Istanbul - Der ehemalige Fußball-Weltmeister Mesut Özil soll einem türkischen Medienbericht zufolge zu Fenerbahce Istanbul wechseln.

Mesut Özil (32) winkend bei der Ankunft vor einem Arsenal-Spiel.
Mesut Özil (32) winkend bei der Ankunft vor einem Arsenal-Spiel.  © Martin Rickett/PA Wire/dpa

Unter dem Titel "Ein Traum wird wahr" berichtete die Nachrichtenagentur DHA am Mittwoch, beide Seiten haben sich auf einen Vertrag für dreieinhalb Jahre geeinigt. Unterschrieben sei aber noch nichts.

Der 32-jährige Özil soll dem Bericht nach die ersten sechs Monate von Arsenal weiterbezahlt werden.

Bei dem Londoner Verein ist der Profi aussortiert.

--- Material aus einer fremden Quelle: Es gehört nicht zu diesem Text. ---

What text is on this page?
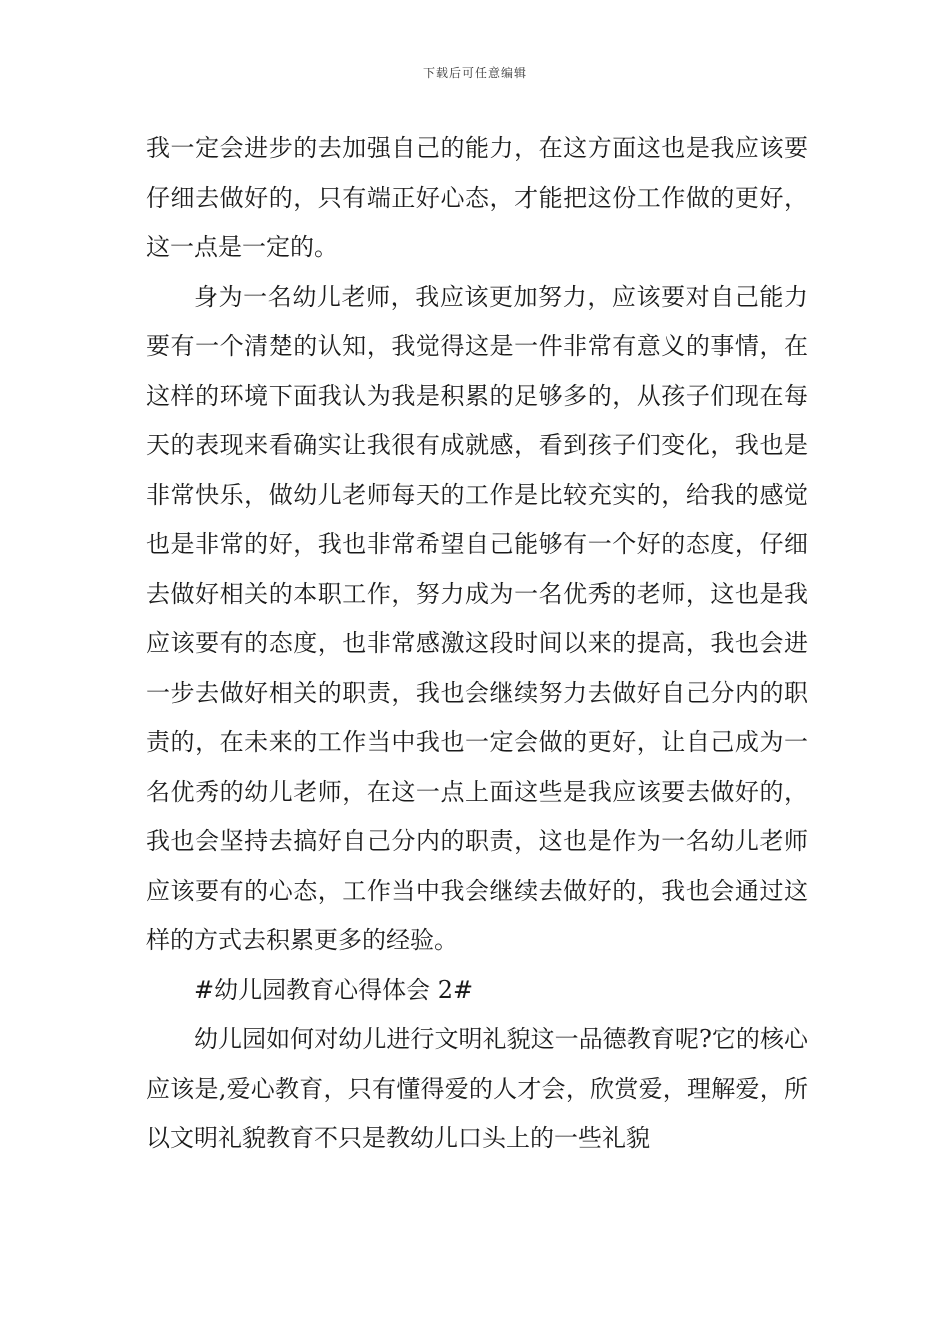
下载后可任意编辑

我一定会进步的去加强自己的能力，在这方面这也是我应该要仔细去做好的，只有端正好心态，才能把这份工作做的更好，这一点是一定的。

身为一名幼儿老师，我应该更加努力，应该要对自己能力要有一个清楚的认知，我觉得这是一件非常有意义的事情，在这样的环境下面我认为我是积累的足够多的，从孩子们现在每天的表现来看确实让我很有成就感，看到孩子们变化，我也是非常快乐，做幼儿老师每天的工作是比较充实的，给我的感觉也是非常的好，我也非常希望自己能够有一个好的态度，仔细去做好相关的本职工作，努力成为一名优秀的老师，这也是我应该要有的态度，也非常感激这段时间以来的提高，我也会进一步去做好相关的职责，我也会继续努力去做好自己分内的职责的，在未来的工作当中我也一定会做的更好，让自己成为一名优秀的幼儿老师，在这一点上面这些是我应该要去做好的，我也会坚持去搞好自己分内的职责，这也是作为一名幼儿老师应该要有的心态，工作当中我会继续去做好的，我也会通过这样的方式去积累更多的经验。

#幼儿园教育心得体会 2#

幼儿园如何对幼儿进行文明礼貌这一品德教育呢?它的核心应该是,爱心教育，只有懂得爱的人才会，欣赏爱，理解爱，所以文明礼貌教育不只是教幼儿口头上的一些礼貌
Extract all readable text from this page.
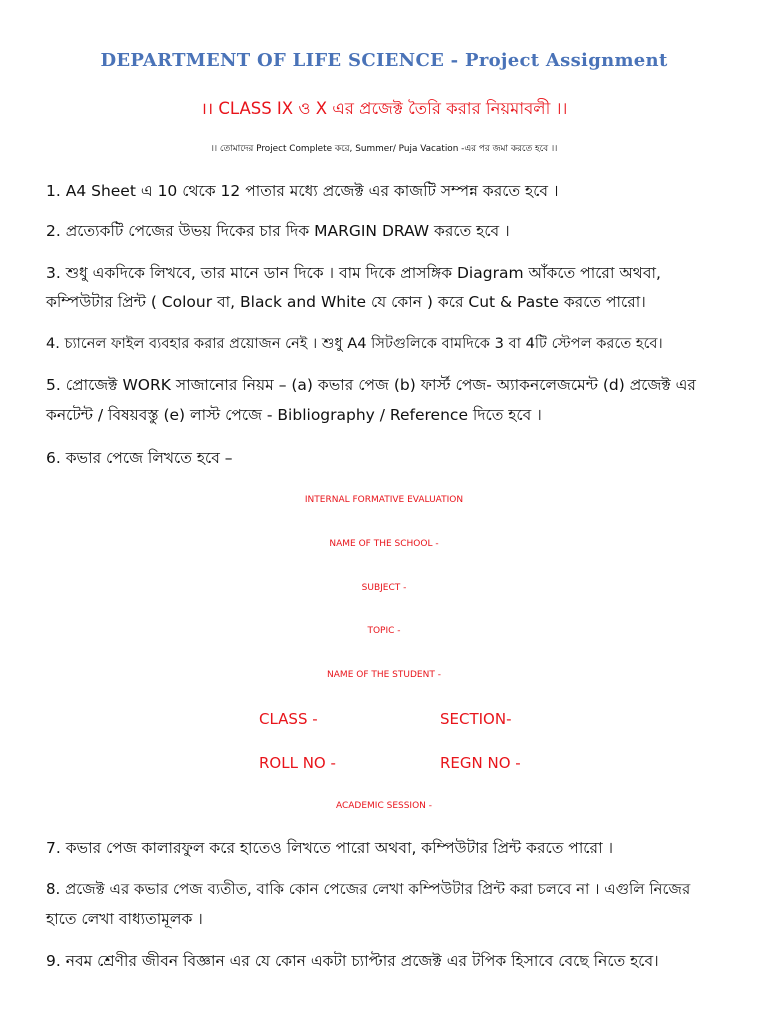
DEPARTMENT OF LIFE SCIENCE - Project Assignment
।। CLASS IX ও X এর প্রজেক্ট তৈরি করার নিয়মাবলী ।।
।। তোমাদের Project Complete করে, Summer/ Puja Vacation -এর পর জমা করতে হবে ।।
1. A4 Sheet এ 10 থেকে 12 পাতার মধ্যে প্রজেক্ট এর কাজটি সম্পন্ন করতে হবে ।
2. প্রত্যেকটি পেজের উভয় দিকের চার দিক MARGIN DRAW করতে হবে ।
3. শুধু একদিকে লিখবে, তার মানে ডান দিকে । বাম দিকে প্রাসঙ্গিক Diagram আঁকতে পারো অথবা,
কম্পিউটার প্রিন্ট ( Colour বা, Black and White যে কোন ) করে Cut & Paste করতে পারো।
4. চ্যানেল ফাইল ব্যবহার করার প্রয়োজন নেই । শুধু A4 সিটগুলিকে বামদিকে 3 বা 4টি স্টেপল করতে হবে।
5. প্রোজেক্ট WORK সাজানোর নিয়ম – (a) কভার পেজ (b) ফার্স্ট পেজ- অ্যাকনলেজমেন্ট (d) প্রজেক্ট এর
কনটেন্ট / বিষয়বস্তু (e) লাস্ট পেজে - Bibliography / Reference দিতে হবে ।
6. কভার পেজে লিখতে হবে –
INTERNAL FORMATIVE EVALUATION
NAME OF THE SCHOOL -
SUBJECT -
TOPIC -
NAME OF THE STUDENT -
CLASS -	SECTION-
ROLL NO -	REGN NO -
ACADEMIC SESSION -
7. কভার পেজ কালারফুল করে হাতেও লিখতে পারো অথবা, কম্পিউটার প্রিন্ট করতে পারো ।
8. প্রজেক্ট এর কভার পেজ ব্যতীত, বাকি কোন পেজের লেখা কম্পিউটার প্রিন্ট করা চলবে না । এগুলি নিজের
হাতে লেখা বাধ্যতামূলক ।
9. নবম শ্রেণীর জীবন বিজ্ঞান এর যে কোন একটা চ্যাপ্টার প্রজেক্ট এর টপিক হিসাবে বেছে নিতে হবে।
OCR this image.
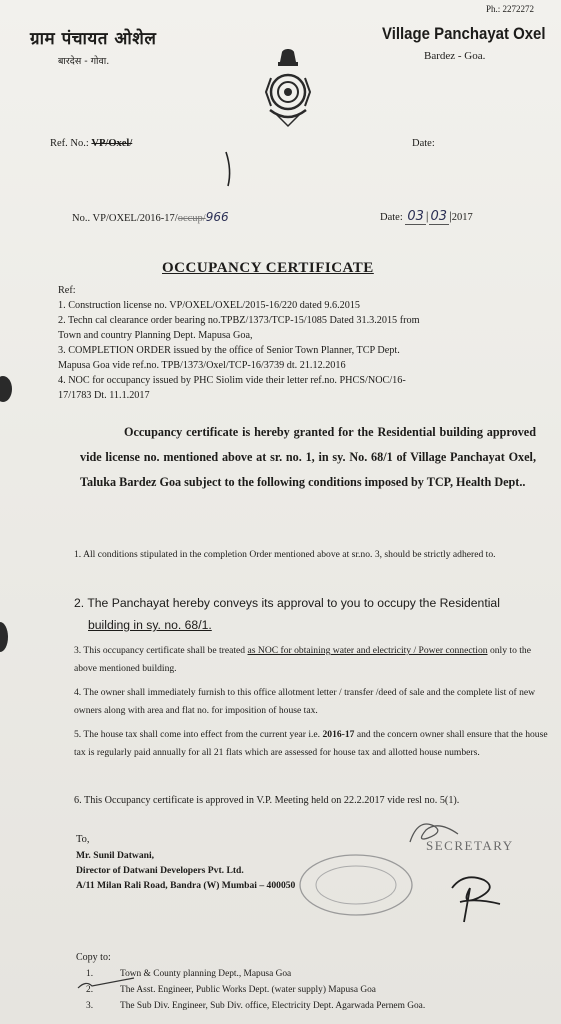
Ph.: 2272272
ग्राम पंचायत ओशेल
बारदेस - गोवा.
Village Panchayat Oxel
Bardez - Goa.
Ref. No.: VP/Oxel/	Date:
No.. VP/OXEL/2016-17/occup/966	Date: 03 | 03 |2017
OCCUPANCY CERTIFICATE
Ref:
1. Construction license no. VP/OXEL/OXEL/2015-16/220 dated 9.6.2015
2. Techn cal clearance order bearing no.TPBZ/1373/TCP-15/1085 Dated 31.3.2015 from
Town and country Planning Dept. Mapusa Goa,
3. COMPLETION ORDER issued by the office of Senior Town Planner, TCP Dept.
Mapusa Goa vide ref.no. TPB/1373/Oxel/TCP-16/3739 dt. 21.12.2016
4. NOC for occupancy issued by PHC Siolim vide their letter ref.no. PHCS/NOC/16-
17/1783 Dt. 11.1.2017
Occupancy certificate is hereby granted for the Residential building approved vide license no. mentioned above at sr. no. 1, in sy. No. 68/1 of Village Panchayat Oxel, Taluka Bardez Goa subject to the following conditions imposed by TCP, Health Dept..
1. All conditions stipulated in the completion Order mentioned above at sr.no. 3, should be strictly adhered to.
2. The Panchayat hereby conveys its approval to you to occupy the Residential
building in sy. no. 68/1.
3. This occupancy certificate shall be treated as NOC for obtaining water and electricity / Power connection only to the above mentioned building.
4. The owner shall immediately furnish to this office allotment letter / transfer /deed of sale and the complete list of new owners along with area and flat no. for imposition of house tax.
5. The house tax shall come into effect from the current year i.e. 2016-17 and the concern owner shall ensure that the house tax is regularly paid annually for all 21 flats which are assessed for house tax and allotted house numbers.
6. This Occupancy certificate is approved in V.P. Meeting held on 22.2.2017 vide resl no. 5(1).
To,
Mr. Sunil Datwani,
Director of Datwani Developers Pvt. Ltd.
A/11 Milan Rali Road, Bandra (W) Mumbai – 400050
SECRETARY
Copy to:
1.	Town & County planning Dept., Mapusa Goa
2.	The Asst. Engineer, Public Works Dept. (water supply) Mapusa Goa
3.	The Sub Div. Engineer, Sub Div. office, Electricity Dept. Agarwada Pernem Goa.
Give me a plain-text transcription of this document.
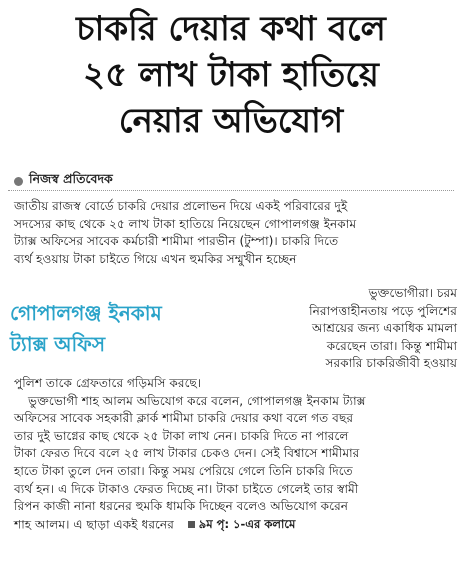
চাকরি দেয়ার কথা বলে
২৫ লাখ টাকা হাতিয়ে
নেয়ার অভিযোগ
নিজস্ব প্রতিবেদক
জাতীয় রাজস্ব বোর্ডে চাকরি দেয়ার প্রলোভন দিয়ে একই পরিবারের দুই
সদস্যের কাছ থেকে ২৫ লাখ টাকা হাতিয়ে নিয়েছেন গোপালগঞ্জ ইনকাম
ট্যাক্স অফিসের সাবেক কর্মচারী শামীমা পারভীন (টুম্পা)। চাকরি দিতে
ব্যর্থ হওয়ায় টাকা চাইতে গিয়ে এখন হুমকির সম্মুখীন হচ্ছেন
গোপালগঞ্জ ইনকাম
ট্যাক্স অফিস
ভুক্তভোগীরা। চরম
নিরাপত্তাহীনতায় পড়ে পুলিশের
আশ্রয়ের জন্য একাধিক মামলা
করেছেন তারা। কিন্তু শামীমা
সরকারি চাকরিজীবী হওয়ায়
পুলিশ তাকে গ্রেফতারে গড়িমসি করছে।
ভুক্তভোগী শাহ আলম অভিযোগ করে বলেন, গোপালগঞ্জ ইনকাম ট্যাক্স
অফিসের সাবেক সহকারী ক্লার্ক শামীমা চাকরি দেয়ার কথা বলে গত বছর
তার দুই ভাগ্নের কাছ থেকে ২৫ টাকা লাখ নেন। চাকরি দিতে না পারলে
টাকা ফেরত দিবে বলে ২৫ লাখ টাকার চেকও দেন। সেই বিশ্বাসে শামীমার
হাতে টাকা তুলে দেন তারা। কিন্তু সময় পেরিয়ে গেলে তিনি চাকরি দিতে
ব্যর্থ হন। এ দিকে টাকাও ফেরত দিচ্ছে না। টাকা চাইতে গেলেই তার স্বামী
রিপন কাজী নানা ধরনের হুমকি ধামকি দিচ্ছেন বলেও অভিযোগ করেন
শাহ আলম। এ ছাড়া একই ধরনের ৯ম পৃ: ১-এর কলামে
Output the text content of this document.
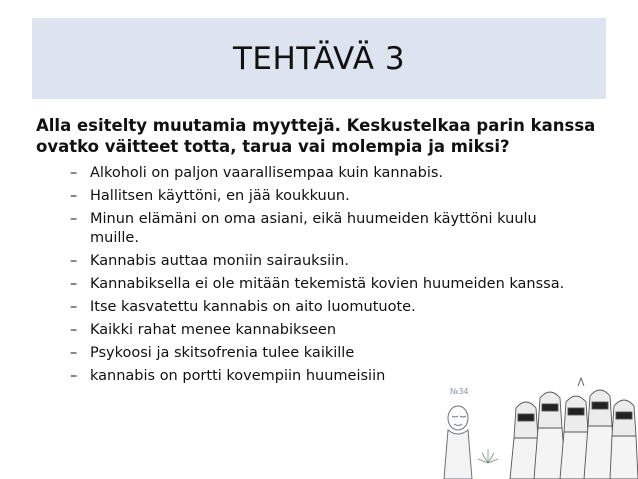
TEHTÄVÄ 3
Alla esitelty muutamia myyttejä. Keskustelkaa parin kanssa
ovatko väitteet totta, tarua vai molempia ja miksi?
– Alkoholi on paljon vaarallisempaa kuin kannabis.
– Hallitsen käyttöni, en jää koukkuun.
– Minun elämäni on oma asiani, eikä huumeiden käyttöni kuulu
muille.
– Kannabis auttaa moniin sairauksiin.
– Kannabiksella ei ole mitään tekemistä kovien huumeiden kanssa.
– Itse kasvatettu kannabis on aito luomutuote.
– Kaikki rahat menee kannabikseen
– Psykoosi ja skitsofrenia tulee kaikille
– kannabis on portti kovempiin huumeisiin
№34
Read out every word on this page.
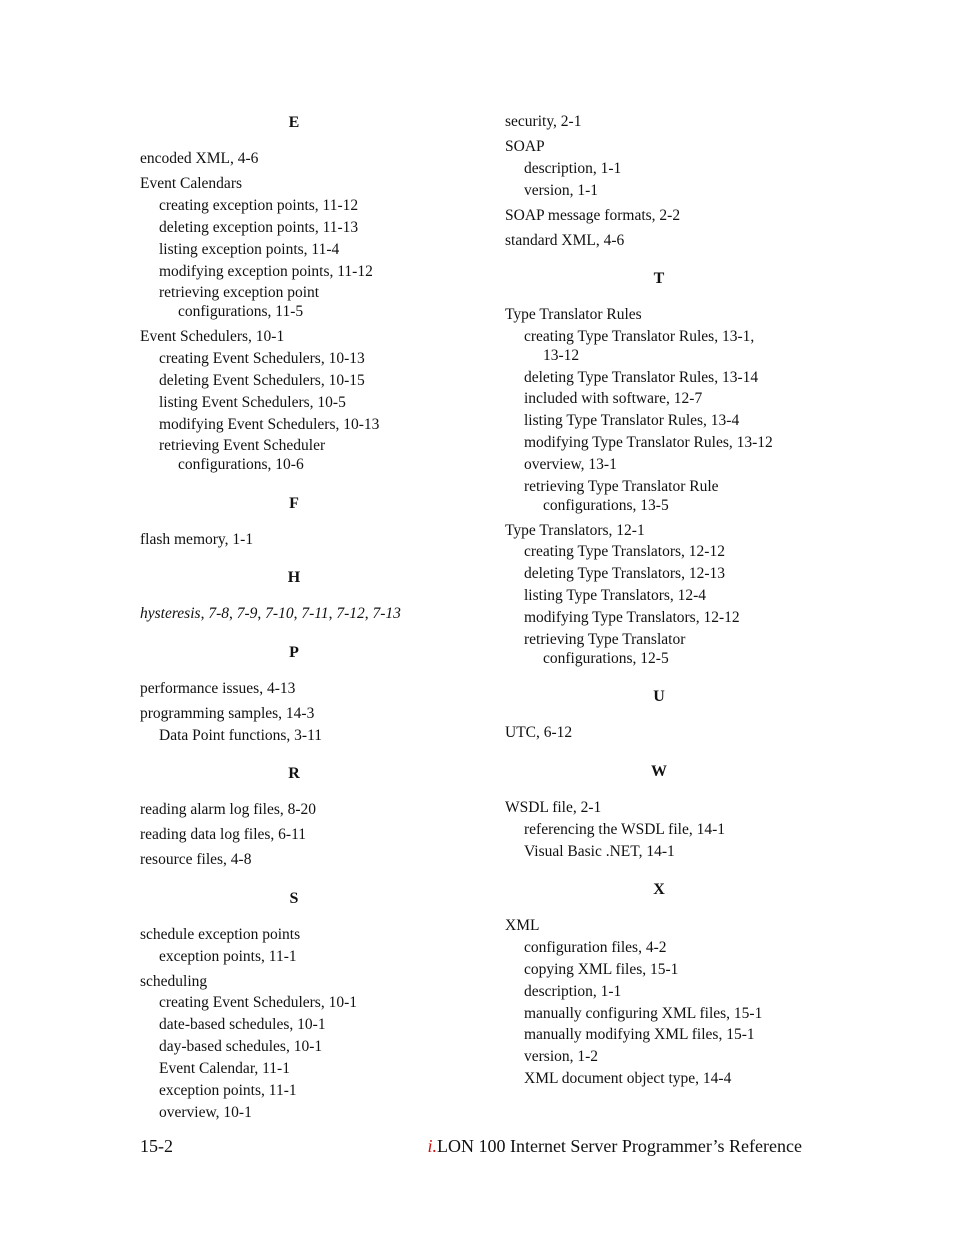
E
encoded XML, 4-6
Event Calendars
creating exception points, 11-12
deleting exception points, 11-13
listing exception points, 11-4
modifying exception points, 11-12
retrieving exception point
configurations, 11-5
Event Schedulers, 10-1
creating Event Schedulers, 10-13
deleting Event Schedulers, 10-15
listing Event Schedulers, 10-5
modifying Event Schedulers, 10-13
retrieving Event Scheduler
configurations, 10-6
F
flash memory, 1-1
H
hysteresis, 7-8, 7-9, 7-10, 7-11, 7-12, 7-13
P
performance issues, 4-13
programming samples, 14-3
Data Point functions, 3-11
R
reading alarm log files, 8-20
reading data log files, 6-11
resource files, 4-8
S
schedule exception points
exception points, 11-1
scheduling
creating Event Schedulers, 10-1
date-based schedules, 10-1
day-based schedules, 10-1
Event Calendar, 11-1
exception points, 11-1
overview, 10-1
security, 2-1
SOAP
description, 1-1
version, 1-1
SOAP message formats, 2-2
standard XML, 4-6
T
Type Translator Rules
creating Type Translator Rules, 13-1,
13-12
deleting Type Translator Rules, 13-14
included with software, 12-7
listing Type Translator Rules, 13-4
modifying Type Translator Rules, 13-12
overview, 13-1
retrieving Type Translator Rule
configurations, 13-5
Type Translators, 12-1
creating Type Translators, 12-12
deleting Type Translators, 12-13
listing Type Translators, 12-4
modifying Type Translators, 12-12
retrieving Type Translator
configurations, 12-5
U
UTC, 6-12
W
WSDL file, 2-1
referencing the WSDL file, 14-1
Visual Basic .NET, 14-1
X
XML
configuration files, 4-2
copying XML files, 15-1
description, 1-1
manually configuring XML files, 15-1
manually modifying XML files, 15-1
version, 1-2
XML document object type, 14-4
15-2	i.LON 100 Internet Server Programmer’s Reference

Trainer Mikel Arteta hatte ihn weder für die Premier League noch für die Europa League gemeldet. Özils Vertrag bei Arsenal läuft noch bis zum Saisonende.

DHA zufolge werde Özil Nachbar des türkischen Präsidenten Recep Tayyip Erdogan, die Bauarbeiten für seine neue Unterkunft seien schon im Gange.

Özil war in Deutschland unter anderem wegen eines Fotos mit Erdogan 2018 stark in die Kritik geraten.

Am Dienstagabend befeuerte er die Wechselgerüchte in sozialen Medien mit einem Foto von sich in Istanbul, unter das er "Diese Stadt..." schrieb.

Keine Reaktion von Fenerbahce Istanbul auf den türkischen Medienbericht

Fenerbahce reagierte zunächst nicht auf den Bericht. Özils Berater Erkut Sögüt hielt sich im ESPN-Interview vom Mittwoch bedeckt, deutete aber eine baldige Entscheidung an. "Mesut bevorzugt es zu bleiben, aber im Fußball weiß man nie", sagte Sögüt.

"Die Dinge können sich sehr schnell ändern. Im Moment prüfen wir gerade alle Optionen für den Januar und für den Sommer." Bisher hatten Sögüt und Özil einen vorzeitigen Wechsel kategorisch ausgeschlossen.

Das britische Online-Magazin "football.london" hatte hingegen am Dienstag berichtet, der einstige Mittelfeldstar der Gunners befinde sich in Verhandlungen mit dem MLS-Verein DC United über einen möglichen Wechsel in die USA. Gerüchte um einen Wechsel zu DC hatte es schon in der Vergangenheit gegeben.